Labour’s Shadow Cabinet reshuffle is interesting – no, really – because it finally lays to rest the myth of Red Ed.

Previously, the shadow Cabinet was decided by a vote in the party, a bizarre type of beauty contest but it also showed where the party’s heart lay in terms of who it wanted to represent it in Opposition.  Changes to party rules did away with this contest, widely viewed as having hamstrung the party leader.  Well, no more, for this reshuffle ensured he got the chance to start drafting his people in to the Shadow Cabinet, the people he feels most comfortable with working.

A quick run through the winners and losers:  John Denham and John Healey stood down of their own accord, and who are we to doubt the veracity of that claim, especially as the correspondence backs it up.  Gone are Ann McKechin, Angela Eagle is moved sideways, Shaun Woodward also steps down and Meg Hillier vanishes.  A bit of musical chairs – Ivan Lewis and Harriet Harman swap roles at media, culture and sport and international development respectively;  Andy Burnham moves from education to health and the supposed big hitters of Balls, Alexander, Cooper et al stay where they are.

Incomers include returnees Stephen Twigg to education, Caroline Flint to energy and climate change [update:  thanks to commenter who pointed out this is in fact a sideways move but arguably still a promotion, as a more high profile role than previous one at communities and local government?] and Tom Watson to a party role as depute Chair and campaign co-ordinator.  Newbies are Chuka Umunna, Rachel Reeves, Liz Kendall, Margaret Curran and Mike Dugher. And big black marks for the Guardian for ignoring Margaret Curran’s elevation and conversely to the Scottish press for overly focusing on this appointment almost to the exclusion of others.

None too subtly, Ed has put to bed all the supposed monikers of Red, Purple, Blue and returned to what he – and the rest – know best:  New Labour.  Some commentators suggest he has brought in Brown’s bruisers to add a bit of muscle to his front bench, but Tom Watson is actually the only one who can be categorised thus, and his is a backroom role.  Mike Dugher may have been close to Brown but his role previously was in the shadows, not out in the open.

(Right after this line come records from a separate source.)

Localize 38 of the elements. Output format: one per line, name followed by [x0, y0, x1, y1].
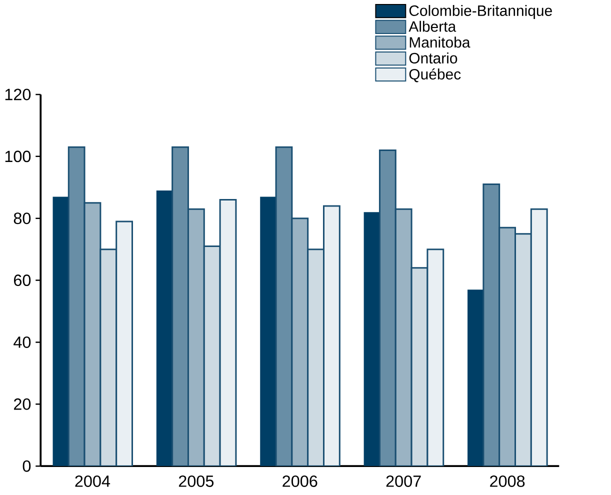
legend-label: Québec — [409, 68, 461, 82]
y-tick-label: 0 — [22, 460, 31, 472]
bar — [100, 248, 118, 466]
bar — [514, 233, 532, 466]
y-tick-label: 80 — [14, 212, 31, 224]
legend-label: Alberta — [408, 20, 456, 32]
bar — [530, 208, 548, 466]
bar — [260, 196, 276, 466]
bar — [307, 248, 324, 466]
x-tick-label: 2008 — [490, 475, 525, 487]
y-tick-label: 60 — [14, 274, 31, 286]
bar — [482, 184, 500, 466]
x-tick-label: 2004 — [75, 475, 110, 487]
bar — [52, 196, 69, 466]
x-tick-label: 2007 — [386, 475, 421, 487]
legend-label: Ontario — [409, 52, 458, 64]
x-tick-label: 2005 — [178, 475, 214, 487]
bar — [394, 208, 412, 466]
y-tick-label: 40 — [14, 336, 31, 348]
bar — [468, 290, 484, 466]
bar — [156, 190, 172, 466]
bar — [172, 146, 189, 466]
legend-label: Manitoba — [410, 36, 470, 48]
bar — [291, 218, 309, 466]
bar — [378, 149, 396, 466]
bar — [68, 146, 86, 466]
bar — [323, 205, 340, 466]
bar — [187, 208, 205, 466]
bar — [426, 248, 444, 466]
y-tick-label: 100 — [5, 150, 31, 162]
x-tick-label: 2006 — [282, 475, 318, 487]
bar — [203, 245, 221, 466]
y-tick-label: 20 — [14, 398, 31, 410]
bar — [116, 220, 134, 466]
bar — [498, 226, 516, 466]
y-tick-label: 120 — [5, 88, 31, 100]
bar — [364, 212, 380, 466]
legend-label: Colombie-Britannique — [409, 4, 552, 19]
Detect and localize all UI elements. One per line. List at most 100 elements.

No, Ed has re-introduced a flash of Blairism but is also creating a Cabinet in his own image.  The new folks – Margaret Curran aside, who actually has real government experience and an interesting hinterland to contribute – might ostensibly represent Labour heartland territory but like Ed, they are party appartchiks or are unrepresentative of Labour’s traditions.  Nothing wrong with that, when it is talent that counts, but it finally puts to rest the idea, stubbornly held by some, that Ed Miliband’s election as leader would represent a return to old Labour values and approach.

Rachel Reeves has a banking/business background, Liz Kendall came up through think-tanks to be a ministerial advisor, while Michael Dugher has also served in a number of advisory roles and Chuka Umunna represents all that is hopeful and shiny but is definitely on the right side of the party.  Some of them, then, have very similar backgrounds and trajectories to Ed and other current Shadow Cabinet members.

And it is interesting because despite signals to the contrary – the conference speech, the ditching of public symbols of New Labour – some instincts are hard to ditch.  Ed Miliband is a creature of New Labour whose career was nurtured and weaned at the knee of Blair and Brown.  His party – as evidenced by its vote in the last Shadow Cabinet elections and the response to his recent conference speech – yearn for a turn to the left, to rediscover old roots and values, albeit with a modern twist.

Yet Miliband seeks succour and progress elsewhere. Constructs like the “good society” and the “squeezed middle”, as well as key planks of the plan for growth announced by Balls sit comfortably within the New Labour tent;  their links to old Labour values of fairness, equality and social justice are also evident but actually are more contrived.

Ultimately, it is the neo-liberal policy tendency and culture which is triumphing here, that accepts the basic tenets of a market-driven and oriented society; where home ownership is good, renting bad;  where work is the only route out of poverty;  where the private sector has as big a role to play in service design and delivery as the public;  where performance-driven targets related to crude outputs still reign;  and where wealth is okay, so long as it was earned productively.

Taking all that into account, his choice of shadow Cabinet members becomes less surprising.  He is surrounding himself with like-minded people, people he feels can create the platform he wants to project and offer the electorate, and it ain’t one that is going back to the future.

The idea that Ed Miliband would usher in a new era for the Labour party and construct a social and economic policy platform that cut ties with New Labour’s recent past was clearly fanciful.  New Labour might be being wiped from the public memory banks but its instincts and influence remain.  It’s old Labour that is being buried, along with Red Ed.  RIP.